LOS ANGELES — During a walk through the Huntington Botanical Gardens with her mother one morning, Brenda Ramirez was alarmed by the sudden squawks, warbles, and screeches of troops of parrots flying overhead at great speed in tight, precise formations.
“I asked my mom what they were,” Ramirez recalled of that day 14 years ago. “She said, ‘Mija, they are just like the parrots from Mexico we’ve seen in zoos, except for one thing: They are free flying and breed in the trees along our city streets.’”
Ramirez was entranced by this fleeting glimpse of adaptation by tropical species in one of the world’s greatest asphalt jungles.
Now, at 27, she leads a team of investigators at the Free Flying Los Angeles Parrot Project based in Occidental College’s Moore Laboratory of Zoology, which aims to resolve a biological puzzle: How did red-crowned and lilac-crowned parrots establish local urban breeding populations via the pet trade from Mexico, where both species are on the brink of extinction?
A potential answer is that Southern California cities have only in the last 100 years provided these sister species with a resource untapped by native birds: the fruits and flowers of exotic trees used for landscaping, according to the team’s new report in the journal Diversity and Distributions.
Their findings add to a growing body of evidence that some introduced species including these feral parrots can experience rapid niche shifts beyond what appears to be possible in the forested regions of northern Mexico they evolved in.
For example, the driest month in Southern California is significantly drier than any portion of their native habitats in the western and eastern coastal regions of Mexico, the study says. The timing of the precipitation here is also different, with a winter rainfall regime rather than summer rains.
“Artificial irrigation may close the gap between native and introduced climates,” the study suggests, “allowing more year-round vegetation in Southern California cities than expected given its natural precipitation levels.”
That “urban oasis effect” created by sprinkler watering systems “could partly explain why introduced parrots do not seem to be spreading beyond urban centers,” it says. “Their intelligence and behavioral plasticity might further allow them to adapt to urban life.”
The look of Southern California’s green canopies has changed significantly since the 1950s and ‘60s, when developers turned up their noses at native oaks and sycamores. They chose instead to landscape their subdivisions, apartment complexes, business parks, shopping centers and roadways with nonnative trees, including sweet gums, camphor, carrotwood, fig, and ficus trees — all favored by parrots.

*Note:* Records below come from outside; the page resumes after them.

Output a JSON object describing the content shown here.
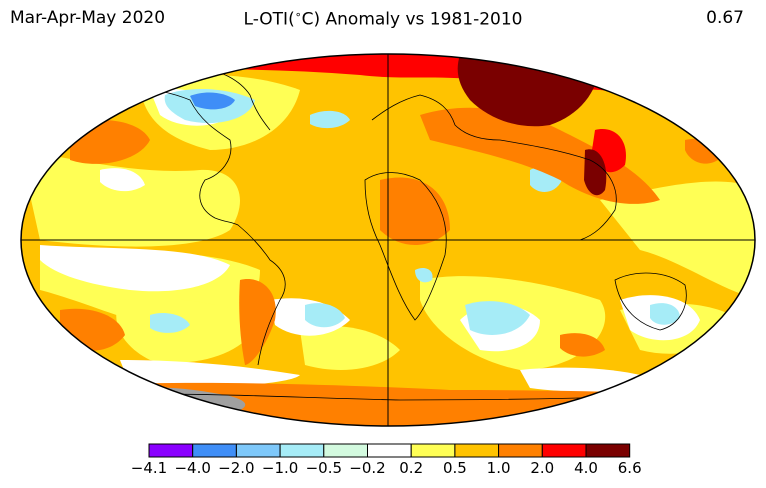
{
  "header": {
    "period": "Mar-Apr-May 2020",
    "title_prefix": "L-OTI(",
    "title_degree": "∘",
    "title_suffix": "C) Anomaly vs 1981-2010",
    "global_mean": "0.67"
  },
  "legend": {
    "bins": [
      {
        "color": "#8a00ff"
      },
      {
        "color": "#3f8ef7"
      },
      {
        "color": "#7ec8fa"
      },
      {
        "color": "#a6ecf7"
      },
      {
        "color": "#d3fadf"
      },
      {
        "color": "#ffffff"
      },
      {
        "color": "#ffff55"
      },
      {
        "color": "#ffc300"
      },
      {
        "color": "#ff8000"
      },
      {
        "color": "#ff0000"
      },
      {
        "color": "#7a0000"
      }
    ],
    "ticks": [
      "−4.1",
      "−4.0",
      "−2.0",
      "−1.0",
      "−0.5",
      "−0.2",
      "0.2",
      "0.5",
      "1.0",
      "2.0",
      "4.0",
      "6.6"
    ]
  },
  "map": {
    "projection": "Robinson",
    "missing_data_color": "#a0a0a0",
    "coastline_color": "#000000"
  }
}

For reasons that are not fully understood, several hundred parrots seek evening accommodations each night in the limbs of fig and London plane trees lining a bustling stretch of Rosemead Boulevard in Temple City. The odd locale is believed to be one of the most populous roosting sites for parrots in the Los Angeles area.
“It’s just cultural memory: They spend all day feeding on the seeds, berries, and flowers of the surrounding tropical treescape,” said John McCormack, director and curator of the Moore Lab of Zoology, during a recent visit to the boulevard. “At sundown, they come together here to rest and sleep.”
Those birds and other introduced species of parrots and parakeets that have found niches in the clatter and commotion of Southern California city life are believed to be descendants of released pets, especially during the 1970s and ‘80s, when the illegal importation of such wild birds reached its peak, according to the study.
Red-crowned parrots, whose home range is restricted to the lowlands of northeast Mexico, were first recorded in the Los Angeles area in 1963. Since then, the population has swelled to more than 3,000 birds, the study says.
The number of lilac-crowned parrots, which are endemic to tropical lowlands in west Mexico and became established locally in the 1980s, is about 800 birds.
Given that both species are considered endangered in their home ranges in Mexico due to habitat loss and trapping for the pet trade, local established flocks have become prized for their conservation potential.
The two species are so similar in size and color that even experts have a tough time telling them apart. Both are crow-sized, chunky birds that establish lifelong pair bonds that usually produce one brood per breeding season.